Reinventing the Organization: The Journey to Becoming a Skills-Based Enterprise by global thought leader and author Ravin Jesuthasan, and Chief People Officer of Standard Chartered Tanuj Kapilashrami

Jesuthasan and Kapilashrami explore the game-changing potential of the evolution to the skills-based organization for a more inclusive, equitable, and higher performing enterprise and discuss why societal conditions are ripe for this transition. (World rights, Fall 2024.)
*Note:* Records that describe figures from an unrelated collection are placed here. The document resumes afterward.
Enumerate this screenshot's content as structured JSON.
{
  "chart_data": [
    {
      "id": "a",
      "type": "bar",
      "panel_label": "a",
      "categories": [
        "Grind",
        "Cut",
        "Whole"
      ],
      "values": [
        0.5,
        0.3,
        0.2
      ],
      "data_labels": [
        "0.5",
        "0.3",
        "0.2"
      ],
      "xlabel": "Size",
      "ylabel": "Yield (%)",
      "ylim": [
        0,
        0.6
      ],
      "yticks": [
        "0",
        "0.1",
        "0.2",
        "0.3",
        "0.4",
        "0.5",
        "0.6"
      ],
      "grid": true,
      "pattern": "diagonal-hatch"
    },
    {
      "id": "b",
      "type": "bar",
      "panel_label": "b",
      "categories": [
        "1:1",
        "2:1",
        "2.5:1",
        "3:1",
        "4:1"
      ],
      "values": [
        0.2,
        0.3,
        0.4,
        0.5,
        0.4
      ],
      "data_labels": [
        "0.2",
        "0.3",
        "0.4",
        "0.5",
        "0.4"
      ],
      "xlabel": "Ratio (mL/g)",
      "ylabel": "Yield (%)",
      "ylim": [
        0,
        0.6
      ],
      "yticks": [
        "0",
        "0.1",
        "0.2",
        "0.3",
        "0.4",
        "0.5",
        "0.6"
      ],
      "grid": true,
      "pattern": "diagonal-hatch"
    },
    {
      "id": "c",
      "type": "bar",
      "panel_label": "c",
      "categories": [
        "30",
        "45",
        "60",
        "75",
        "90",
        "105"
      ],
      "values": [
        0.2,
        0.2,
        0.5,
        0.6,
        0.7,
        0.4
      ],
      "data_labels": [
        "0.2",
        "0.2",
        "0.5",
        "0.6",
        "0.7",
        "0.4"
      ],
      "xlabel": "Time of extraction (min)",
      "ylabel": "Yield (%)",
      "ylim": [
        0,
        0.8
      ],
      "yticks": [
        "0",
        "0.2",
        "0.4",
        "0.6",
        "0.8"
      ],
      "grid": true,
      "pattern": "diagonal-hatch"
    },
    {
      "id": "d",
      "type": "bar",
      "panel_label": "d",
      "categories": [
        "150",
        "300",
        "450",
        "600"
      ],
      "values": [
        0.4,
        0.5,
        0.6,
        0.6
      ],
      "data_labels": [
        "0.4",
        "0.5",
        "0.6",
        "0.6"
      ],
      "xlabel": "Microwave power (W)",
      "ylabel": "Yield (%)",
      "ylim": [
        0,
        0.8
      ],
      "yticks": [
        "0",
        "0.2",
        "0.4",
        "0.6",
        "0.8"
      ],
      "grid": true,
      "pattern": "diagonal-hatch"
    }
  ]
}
Thrive: Maximizing Emotional, Physical, and Material Well-Being in the Age of AI by NYU Stern School of Business Professor Anindya Ghose, and University of Minnesota Carlson School of Management Chair Ravi Bapna

In Thrive, Ghose and Bapna make the case that the modern AI-powered ecosystem of digital platforms, apps, and quantified-self-devices fundamentally improves the emotional, physical, and material well-being of everyday people across the globe in many dimensions of their everyday life. (World English rights, Fall 2024.)

The AI Conundrum: Why Artificial Intelligence’s Strengths are also AI’s Weaknesses by MMA Global industry data science and AI expert Rex Briggs, and Caleb Briggs

The AI Conundrum explores how biases and imprecision can lead to disastrous results for business and government entities that rely on the power of AI. (World rights, Spring 2024.) 

Corporate Innovation by MIT Sloan School of Management Dean and Professor Fiona Murray, and MIT Sloan School of Management senior lecturer Philip Budden

This book is a guide for executive teams to harness innovation for their organizations—through both strategic engagement with external innovation ecosystems and optimizing internal systems—with leaders playing an essential role in connecting them for competitive advantage. (World rights, Fall 2024.)

You’ll Pay for That: Payment Systems, Privacy, and Political Dissent by MIT Sloan School of Management Professor Catherine Tucker, and surveillance activist and National Chair of Restore the Fourth Alex Marthews

In You’ll Pay for That, Tucker and Marthews argue that it’s not possible to function in society without making or receiving payments. Many countries are moving toward making it harder to pay for goods and services in any way that doesn’t disclose who is paying for it—marking a systemic change with important implications for the relative power of governments versus their citizens. (World rights, Spring 2025.)